Probably the best argument for readers sampling uniformly at random is actually on the supply side. It'd be better if content wasn't so optimized for popularity.

>> lots of slick looking 3D renders

one of the first things you had to do when putting up a page on geocities or tripod, or any other host was head over to cooltext.com and design your new logo!

I remember it was controversial and "the beginning of the end" when you no longer had to host at a 4-digit number and could, gasp, use a string for your URL: www.geocities.com/mywebpage instead of www.geocities.com/Athens/Acropolis/5372 . The "Acropolis" is because the main top-level "neighborhoods" quickly filled up so you had to pick a sub-neighborhood, making your URL even longer.
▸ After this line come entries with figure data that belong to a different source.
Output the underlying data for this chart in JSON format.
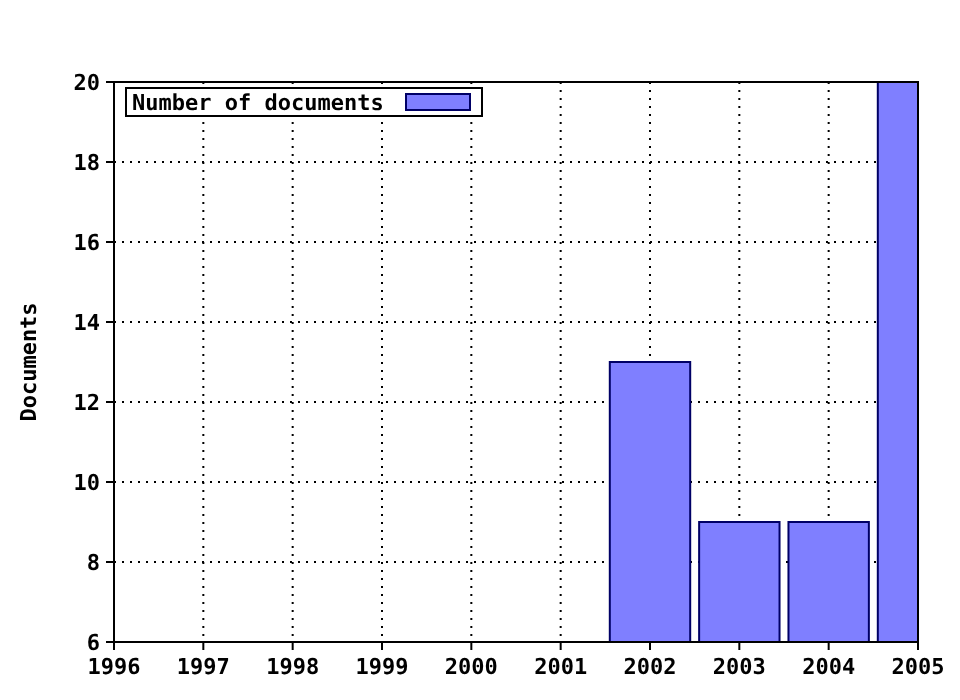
{
  "chart_data": {
    "type": "bar",
    "ylabel": "Documents",
    "x": [
      2002,
      2003,
      2004,
      2005
    ],
    "series": [
      {
        "name": "Number of documents",
        "color": "#7f7fff",
        "values": [
          13,
          9,
          9,
          20
        ]
      }
    ],
    "xlim": [
      1996,
      2005
    ],
    "xticks": [
      1996,
      1997,
      1998,
      1999,
      2000,
      2001,
      2002,
      2003,
      2004,
      2005
    ],
    "ylim": [
      6,
      20
    ],
    "yticks": [
      6,
      8,
      10,
      12,
      14,
      16,
      18,
      20
    ],
    "grid": true,
    "legend": "top left"
  }
}
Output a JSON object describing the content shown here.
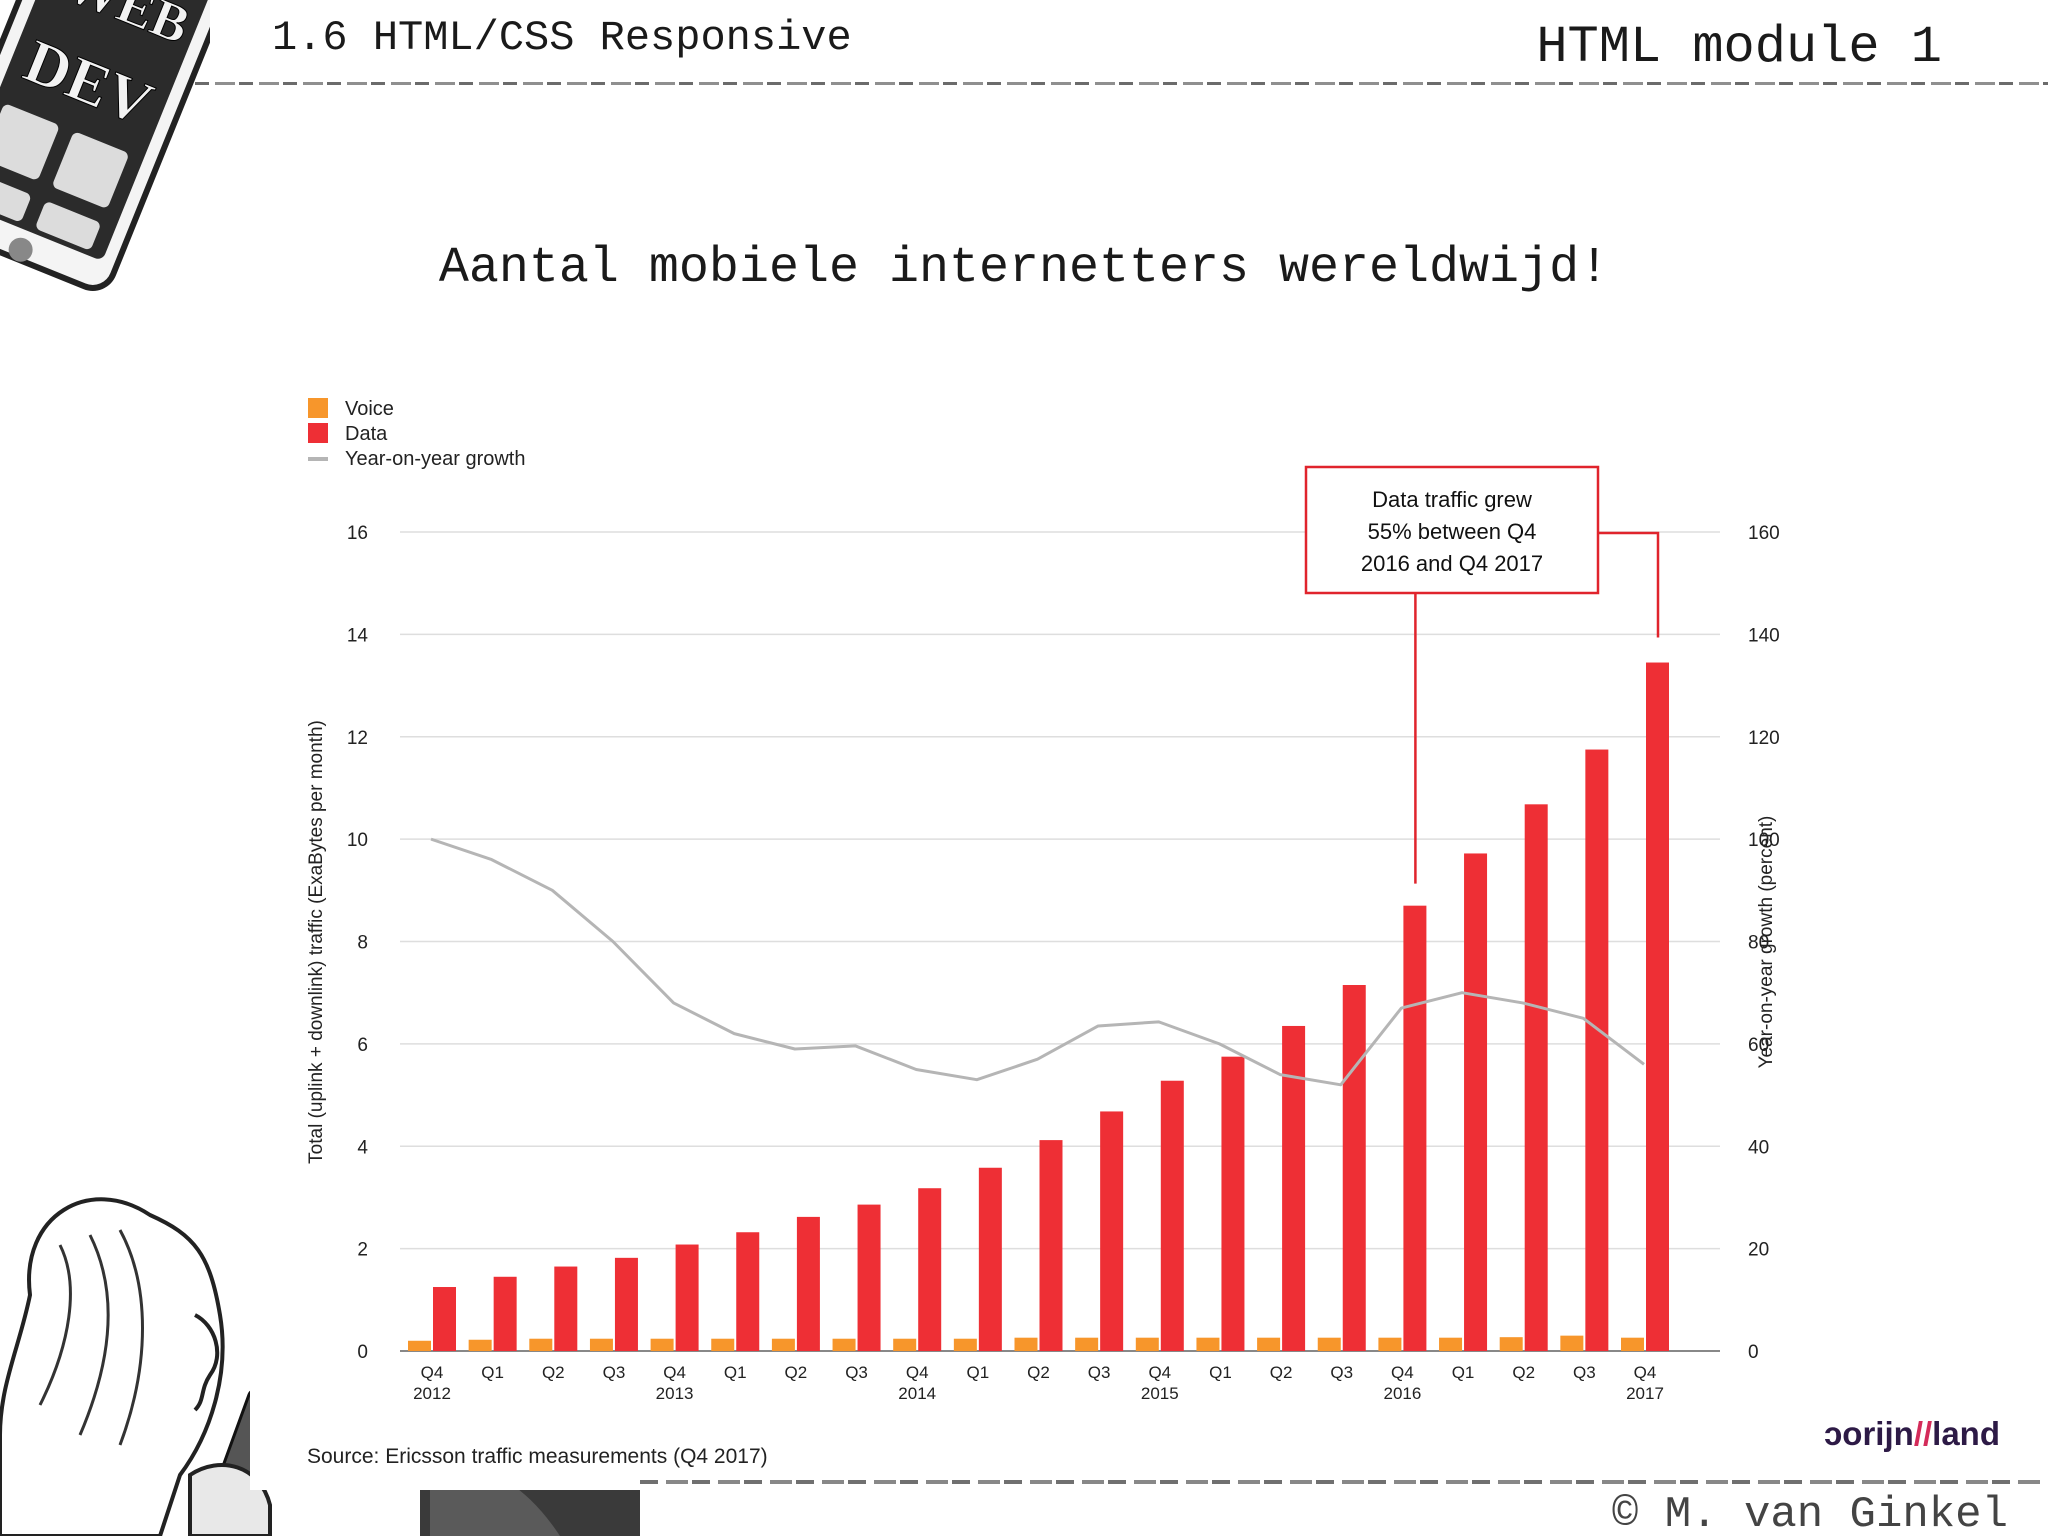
{
  "header": {
    "left": "1.6 HTML/CSS Responsive",
    "right": "HTML module 1"
  },
  "slide_title": "Aantal mobiele internetters wereldwijd!",
  "phone_sticker": {
    "top_text": "WEB",
    "bottom_text": "DEV"
  },
  "footer": {
    "source": "Source: Ericsson traffic measurements (Q4 2017)",
    "logo_left": "ɔorijn",
    "logo_right": "land",
    "copyright": "© M. van Ginkel"
  },
  "colors": {
    "voice": "#f7962b",
    "data": "#ee2f35",
    "growth": "#b5b5b5",
    "callout": "#e0242c"
  },
  "chart_data": {
    "type": "bar",
    "categories": [
      [
        "Q4",
        "2012"
      ],
      [
        "Q1",
        ""
      ],
      [
        "Q2",
        ""
      ],
      [
        "Q3",
        ""
      ],
      [
        "Q4",
        "2013"
      ],
      [
        "Q1",
        ""
      ],
      [
        "Q2",
        ""
      ],
      [
        "Q3",
        ""
      ],
      [
        "Q4",
        "2014"
      ],
      [
        "Q1",
        ""
      ],
      [
        "Q2",
        ""
      ],
      [
        "Q3",
        ""
      ],
      [
        "Q4",
        "2015"
      ],
      [
        "Q1",
        ""
      ],
      [
        "Q2",
        ""
      ],
      [
        "Q3",
        ""
      ],
      [
        "Q4",
        "2016"
      ],
      [
        "Q1",
        ""
      ],
      [
        "Q2",
        ""
      ],
      [
        "Q3",
        ""
      ],
      [
        "Q4",
        "2017"
      ]
    ],
    "series": [
      {
        "name": "Voice",
        "type": "bar",
        "axis": "left",
        "values": [
          0.2,
          0.22,
          0.24,
          0.24,
          0.24,
          0.24,
          0.24,
          0.24,
          0.24,
          0.24,
          0.26,
          0.26,
          0.26,
          0.26,
          0.26,
          0.26,
          0.26,
          0.26,
          0.27,
          0.3,
          0.26
        ]
      },
      {
        "name": "Data",
        "type": "bar",
        "axis": "left",
        "values": [
          1.25,
          1.45,
          1.65,
          1.82,
          2.08,
          2.32,
          2.62,
          2.86,
          3.18,
          3.58,
          4.12,
          4.68,
          5.28,
          5.75,
          6.35,
          7.15,
          8.7,
          9.72,
          10.68,
          11.75,
          13.45
        ]
      },
      {
        "name": "Year-on-year growth",
        "type": "line",
        "axis": "right",
        "values": [
          100,
          96,
          90,
          80,
          68,
          62,
          59,
          59.6,
          55,
          53,
          57,
          63.5,
          64.3,
          60,
          54,
          52,
          67,
          70,
          68,
          65,
          56
        ]
      }
    ],
    "ylabel": "Total (uplink + downlink) traffic (ExaBytes per month)",
    "y2label": "Year-on-year growth (percent)",
    "ylim": [
      0,
      16
    ],
    "y2lim": [
      0,
      160
    ],
    "yticks": [
      "0",
      "2",
      "4",
      "6",
      "8",
      "10",
      "12",
      "14",
      "16"
    ],
    "y2ticks": [
      "0",
      "20",
      "40",
      "60",
      "80",
      "100",
      "120",
      "140",
      "160"
    ],
    "legend_position": "top-left",
    "grid": true,
    "annotation": {
      "lines": [
        "Data traffic grew",
        "55% between Q4",
        "2016 and Q4 2017"
      ],
      "points_to": [
        "Q4 2016",
        "Q4 2017"
      ]
    }
  }
}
Another fun aspect of all this is all their neighborhoods had unpaid "community leaders". The hot neighborhoods got tons of leaders so your in was to pick an "up and coming" neighborhood and apply to be a leader there. All the neighborhoods had themes and rules which the community leaders enforced but they weren't strictly enforced. When GeoCities IPO'd, they threw all their community leaders a few pre-IPO shares and swag, which was super fun and appreciated as a high school student. :)

So basically a precursor to Reddit
I remember desperately wanting a spot on “SunsetStrip” which was where all the music fansites were.